Fish’s wasn’t the only heroic performance of the weekend. Making attacking tennis look like child’s play, Michael Llodra won two matches to lead France to the final. There they’ll face the Serbs, who were led back from the brink of defeat against the Czech Republic by Novak Djokovic and Janko Tipsarevic.

It was an entertaining, though time-consuming, weekend if you had the Tennis Channel. Maybe that’s the key to making the Cup a bigger deal—dedicating a channel to zooming from tie to tie over each weekend and showing as much as possible.

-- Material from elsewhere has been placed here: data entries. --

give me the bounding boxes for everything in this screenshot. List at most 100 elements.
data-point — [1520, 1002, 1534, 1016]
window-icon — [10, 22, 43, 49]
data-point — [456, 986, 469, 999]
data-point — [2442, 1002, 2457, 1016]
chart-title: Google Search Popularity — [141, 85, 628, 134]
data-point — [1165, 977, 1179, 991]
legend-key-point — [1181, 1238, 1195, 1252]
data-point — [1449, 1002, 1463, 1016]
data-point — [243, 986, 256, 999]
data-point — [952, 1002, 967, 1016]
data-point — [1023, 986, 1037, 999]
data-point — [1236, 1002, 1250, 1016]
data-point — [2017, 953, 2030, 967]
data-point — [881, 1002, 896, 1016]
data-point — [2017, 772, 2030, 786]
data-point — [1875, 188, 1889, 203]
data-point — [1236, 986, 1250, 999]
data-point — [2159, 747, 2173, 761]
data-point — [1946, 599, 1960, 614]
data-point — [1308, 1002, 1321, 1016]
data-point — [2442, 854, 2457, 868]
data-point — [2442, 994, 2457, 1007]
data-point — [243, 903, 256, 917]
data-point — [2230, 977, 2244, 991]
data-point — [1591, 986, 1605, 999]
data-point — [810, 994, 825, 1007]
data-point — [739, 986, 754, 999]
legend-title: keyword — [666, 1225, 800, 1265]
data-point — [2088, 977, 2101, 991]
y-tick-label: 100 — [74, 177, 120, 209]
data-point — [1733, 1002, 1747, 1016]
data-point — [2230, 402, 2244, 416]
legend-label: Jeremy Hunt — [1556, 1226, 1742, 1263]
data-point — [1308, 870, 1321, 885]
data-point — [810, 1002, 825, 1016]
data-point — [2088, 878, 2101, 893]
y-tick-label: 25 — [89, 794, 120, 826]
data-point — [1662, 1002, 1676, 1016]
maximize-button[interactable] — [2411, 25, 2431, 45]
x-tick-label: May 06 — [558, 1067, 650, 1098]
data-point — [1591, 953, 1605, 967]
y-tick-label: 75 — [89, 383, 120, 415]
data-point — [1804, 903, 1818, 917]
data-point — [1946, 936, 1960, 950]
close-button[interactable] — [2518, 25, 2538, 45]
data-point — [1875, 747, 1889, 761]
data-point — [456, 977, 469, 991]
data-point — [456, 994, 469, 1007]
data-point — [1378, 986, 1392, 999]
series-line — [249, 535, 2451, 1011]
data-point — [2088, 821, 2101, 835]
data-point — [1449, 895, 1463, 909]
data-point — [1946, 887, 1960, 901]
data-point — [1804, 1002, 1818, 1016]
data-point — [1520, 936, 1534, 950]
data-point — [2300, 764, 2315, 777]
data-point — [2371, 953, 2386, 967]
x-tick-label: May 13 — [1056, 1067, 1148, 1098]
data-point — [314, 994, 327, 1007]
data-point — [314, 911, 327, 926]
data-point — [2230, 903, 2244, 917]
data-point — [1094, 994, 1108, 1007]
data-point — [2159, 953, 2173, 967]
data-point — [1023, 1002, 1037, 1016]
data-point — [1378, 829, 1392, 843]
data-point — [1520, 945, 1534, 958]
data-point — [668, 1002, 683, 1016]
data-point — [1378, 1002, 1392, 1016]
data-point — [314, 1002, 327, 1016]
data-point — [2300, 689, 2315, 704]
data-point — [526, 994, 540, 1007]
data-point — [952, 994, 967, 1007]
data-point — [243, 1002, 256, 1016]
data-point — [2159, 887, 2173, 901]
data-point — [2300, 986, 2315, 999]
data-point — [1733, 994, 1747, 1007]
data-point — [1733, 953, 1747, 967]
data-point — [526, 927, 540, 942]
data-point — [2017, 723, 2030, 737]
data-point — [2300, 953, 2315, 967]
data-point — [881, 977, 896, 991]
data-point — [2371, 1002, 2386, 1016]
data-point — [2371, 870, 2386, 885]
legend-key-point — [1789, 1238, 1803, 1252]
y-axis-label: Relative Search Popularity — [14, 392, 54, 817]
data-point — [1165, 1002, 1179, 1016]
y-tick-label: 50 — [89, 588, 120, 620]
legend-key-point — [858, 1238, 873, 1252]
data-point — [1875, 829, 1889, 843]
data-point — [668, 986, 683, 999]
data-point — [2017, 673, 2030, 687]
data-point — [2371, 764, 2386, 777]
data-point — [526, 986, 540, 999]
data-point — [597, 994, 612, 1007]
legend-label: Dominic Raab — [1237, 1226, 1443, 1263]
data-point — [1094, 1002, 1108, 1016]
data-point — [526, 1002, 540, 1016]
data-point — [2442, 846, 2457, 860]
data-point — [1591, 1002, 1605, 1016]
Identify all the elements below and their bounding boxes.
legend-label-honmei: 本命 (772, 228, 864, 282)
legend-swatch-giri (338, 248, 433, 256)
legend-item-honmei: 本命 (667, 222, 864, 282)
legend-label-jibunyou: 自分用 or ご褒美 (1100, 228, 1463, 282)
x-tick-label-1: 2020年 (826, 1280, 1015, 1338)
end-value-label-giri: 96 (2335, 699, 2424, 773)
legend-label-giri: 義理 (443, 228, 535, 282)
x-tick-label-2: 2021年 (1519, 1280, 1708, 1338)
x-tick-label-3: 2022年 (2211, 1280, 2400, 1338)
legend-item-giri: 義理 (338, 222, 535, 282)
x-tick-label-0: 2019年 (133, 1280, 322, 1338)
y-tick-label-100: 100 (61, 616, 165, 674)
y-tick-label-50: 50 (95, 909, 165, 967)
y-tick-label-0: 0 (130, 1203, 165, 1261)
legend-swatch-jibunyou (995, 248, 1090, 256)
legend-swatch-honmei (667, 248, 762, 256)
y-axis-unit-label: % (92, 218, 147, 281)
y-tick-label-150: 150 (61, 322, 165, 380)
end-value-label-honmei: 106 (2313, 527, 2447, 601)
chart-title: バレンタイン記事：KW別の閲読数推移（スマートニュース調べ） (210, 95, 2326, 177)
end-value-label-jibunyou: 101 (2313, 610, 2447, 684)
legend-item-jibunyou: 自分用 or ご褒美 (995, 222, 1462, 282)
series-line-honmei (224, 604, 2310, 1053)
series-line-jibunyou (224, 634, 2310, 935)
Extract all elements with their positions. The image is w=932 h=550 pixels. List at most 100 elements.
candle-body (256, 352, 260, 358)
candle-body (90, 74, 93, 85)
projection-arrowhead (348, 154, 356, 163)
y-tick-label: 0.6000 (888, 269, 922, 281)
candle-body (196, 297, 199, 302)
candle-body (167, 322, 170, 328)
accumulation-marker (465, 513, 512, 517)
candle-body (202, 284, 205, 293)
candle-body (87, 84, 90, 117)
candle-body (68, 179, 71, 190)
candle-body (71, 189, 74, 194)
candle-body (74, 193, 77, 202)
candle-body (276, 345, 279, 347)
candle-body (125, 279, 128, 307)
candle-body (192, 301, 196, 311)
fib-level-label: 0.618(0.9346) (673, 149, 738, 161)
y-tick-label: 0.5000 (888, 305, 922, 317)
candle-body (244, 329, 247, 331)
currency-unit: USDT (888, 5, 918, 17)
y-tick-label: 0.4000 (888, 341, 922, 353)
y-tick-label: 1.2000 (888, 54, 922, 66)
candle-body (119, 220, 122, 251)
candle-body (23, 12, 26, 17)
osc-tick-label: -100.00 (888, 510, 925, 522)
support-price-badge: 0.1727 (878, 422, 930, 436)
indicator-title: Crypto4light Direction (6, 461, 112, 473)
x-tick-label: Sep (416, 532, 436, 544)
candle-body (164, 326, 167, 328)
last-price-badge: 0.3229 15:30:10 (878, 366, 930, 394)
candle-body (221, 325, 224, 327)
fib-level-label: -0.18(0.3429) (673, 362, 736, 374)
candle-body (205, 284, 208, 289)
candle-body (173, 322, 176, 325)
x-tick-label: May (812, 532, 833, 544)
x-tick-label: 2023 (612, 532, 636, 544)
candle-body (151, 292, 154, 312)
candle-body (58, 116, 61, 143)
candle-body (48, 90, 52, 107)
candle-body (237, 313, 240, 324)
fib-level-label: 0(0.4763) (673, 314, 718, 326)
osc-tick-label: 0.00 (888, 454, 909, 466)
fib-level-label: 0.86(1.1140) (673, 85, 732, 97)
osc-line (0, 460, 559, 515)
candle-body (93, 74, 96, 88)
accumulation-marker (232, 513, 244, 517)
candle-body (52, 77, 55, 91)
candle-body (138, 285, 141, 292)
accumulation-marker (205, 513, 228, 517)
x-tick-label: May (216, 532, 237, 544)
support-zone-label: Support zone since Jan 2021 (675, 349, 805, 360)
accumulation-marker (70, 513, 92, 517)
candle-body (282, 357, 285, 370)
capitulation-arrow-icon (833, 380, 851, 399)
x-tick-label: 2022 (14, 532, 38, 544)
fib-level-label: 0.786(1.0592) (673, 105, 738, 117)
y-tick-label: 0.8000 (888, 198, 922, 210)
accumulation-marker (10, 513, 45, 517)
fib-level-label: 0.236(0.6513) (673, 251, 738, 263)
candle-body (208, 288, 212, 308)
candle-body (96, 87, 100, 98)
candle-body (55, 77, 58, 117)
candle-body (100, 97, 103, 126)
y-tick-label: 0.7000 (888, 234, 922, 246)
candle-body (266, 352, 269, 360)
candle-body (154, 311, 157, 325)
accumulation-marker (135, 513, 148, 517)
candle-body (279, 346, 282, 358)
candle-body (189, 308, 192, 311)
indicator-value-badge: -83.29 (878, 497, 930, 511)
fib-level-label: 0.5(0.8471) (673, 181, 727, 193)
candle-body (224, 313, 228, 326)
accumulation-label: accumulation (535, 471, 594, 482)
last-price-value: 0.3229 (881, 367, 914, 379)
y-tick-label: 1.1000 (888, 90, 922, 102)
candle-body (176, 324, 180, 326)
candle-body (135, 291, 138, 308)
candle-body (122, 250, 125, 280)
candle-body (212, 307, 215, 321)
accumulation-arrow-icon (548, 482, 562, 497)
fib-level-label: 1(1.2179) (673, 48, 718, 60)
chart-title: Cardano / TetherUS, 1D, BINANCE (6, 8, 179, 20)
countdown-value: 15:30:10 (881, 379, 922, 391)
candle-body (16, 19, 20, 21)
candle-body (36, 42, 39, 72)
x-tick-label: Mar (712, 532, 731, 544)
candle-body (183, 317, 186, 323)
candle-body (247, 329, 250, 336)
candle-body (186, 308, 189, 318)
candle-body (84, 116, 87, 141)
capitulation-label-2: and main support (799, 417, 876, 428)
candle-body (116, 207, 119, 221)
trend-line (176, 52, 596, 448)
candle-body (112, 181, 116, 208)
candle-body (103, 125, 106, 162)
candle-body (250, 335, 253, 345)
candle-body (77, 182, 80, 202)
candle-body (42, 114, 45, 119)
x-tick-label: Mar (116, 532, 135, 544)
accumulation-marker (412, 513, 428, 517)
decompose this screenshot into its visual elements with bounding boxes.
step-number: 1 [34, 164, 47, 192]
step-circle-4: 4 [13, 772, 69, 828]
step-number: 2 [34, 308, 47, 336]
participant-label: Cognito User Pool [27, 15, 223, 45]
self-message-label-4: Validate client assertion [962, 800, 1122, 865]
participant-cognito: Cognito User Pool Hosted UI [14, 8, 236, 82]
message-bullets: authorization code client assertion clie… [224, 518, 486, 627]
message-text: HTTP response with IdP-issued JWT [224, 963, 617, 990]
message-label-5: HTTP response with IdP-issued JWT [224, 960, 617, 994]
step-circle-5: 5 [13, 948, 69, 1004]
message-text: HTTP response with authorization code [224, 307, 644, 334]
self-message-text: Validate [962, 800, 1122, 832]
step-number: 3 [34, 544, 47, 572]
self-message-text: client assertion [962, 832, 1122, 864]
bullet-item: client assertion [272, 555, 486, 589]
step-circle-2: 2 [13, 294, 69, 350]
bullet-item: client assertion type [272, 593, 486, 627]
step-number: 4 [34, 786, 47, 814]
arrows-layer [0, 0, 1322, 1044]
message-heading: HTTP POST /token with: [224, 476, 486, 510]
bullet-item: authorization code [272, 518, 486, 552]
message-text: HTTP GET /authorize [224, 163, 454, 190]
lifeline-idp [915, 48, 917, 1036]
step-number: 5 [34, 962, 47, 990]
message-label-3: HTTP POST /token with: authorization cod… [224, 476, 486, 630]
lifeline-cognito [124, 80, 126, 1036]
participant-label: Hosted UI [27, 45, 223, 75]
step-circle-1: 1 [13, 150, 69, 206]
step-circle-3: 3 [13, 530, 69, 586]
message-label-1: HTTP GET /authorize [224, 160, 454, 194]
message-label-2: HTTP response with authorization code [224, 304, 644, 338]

The scope of the event is underappreciated—totally unappreciated, in fact—but whatever coverage it gets, it remains a strange interlude in the season, like an alternative tennis universe that we glimpse four times a year. Watching the U.S. team bounce up and down in triumph, and Llodra run around like a banshee after clinching the doubles for France, I tried to think of an equivalent in another sport. I guess in basketball it would be like having the Olympics cut into the NBA season on four separate occasions. In Davis Cup, the players come together for a weekend, feed off the team energy, experience emotional highs and lows they experience nowhere else in the sport, and then go their separate ways again.

It’s imperfect and seriously under-marketed, but this weekend the Davis Cup did what it always does best: Spread the glory. When else is Llodra going to get to take his aging but brilliant game to center stage? When else is Mardy Fish going to get bloody, draw a heart over his chest with his finger, and play the role of life-saving hero? I didn’t see what Djokovic did when he won, but I’m going to go out on a limb and guess that he went ballistic. I also heard rumors of similar heroics by the Indians against Brazil. Tennis in its tournament form is a selfish sport, and it can be hard for a lot of guys to stay motivated when they’re not playing for anyone else. Davis Cup shows us that it isn’t just Federer and Nadal who have greatness in them. Dozens of other guys own a little of it; it's just waiting for the right moment to come out, even if, like Fish, it takes years of hanging around on the sidelines. The best thing about DC is that it gives these guys that opportunity; it democratizes success in a normally all-or-nothing sport. It’s just too bad more sports fans don’t get to see that success.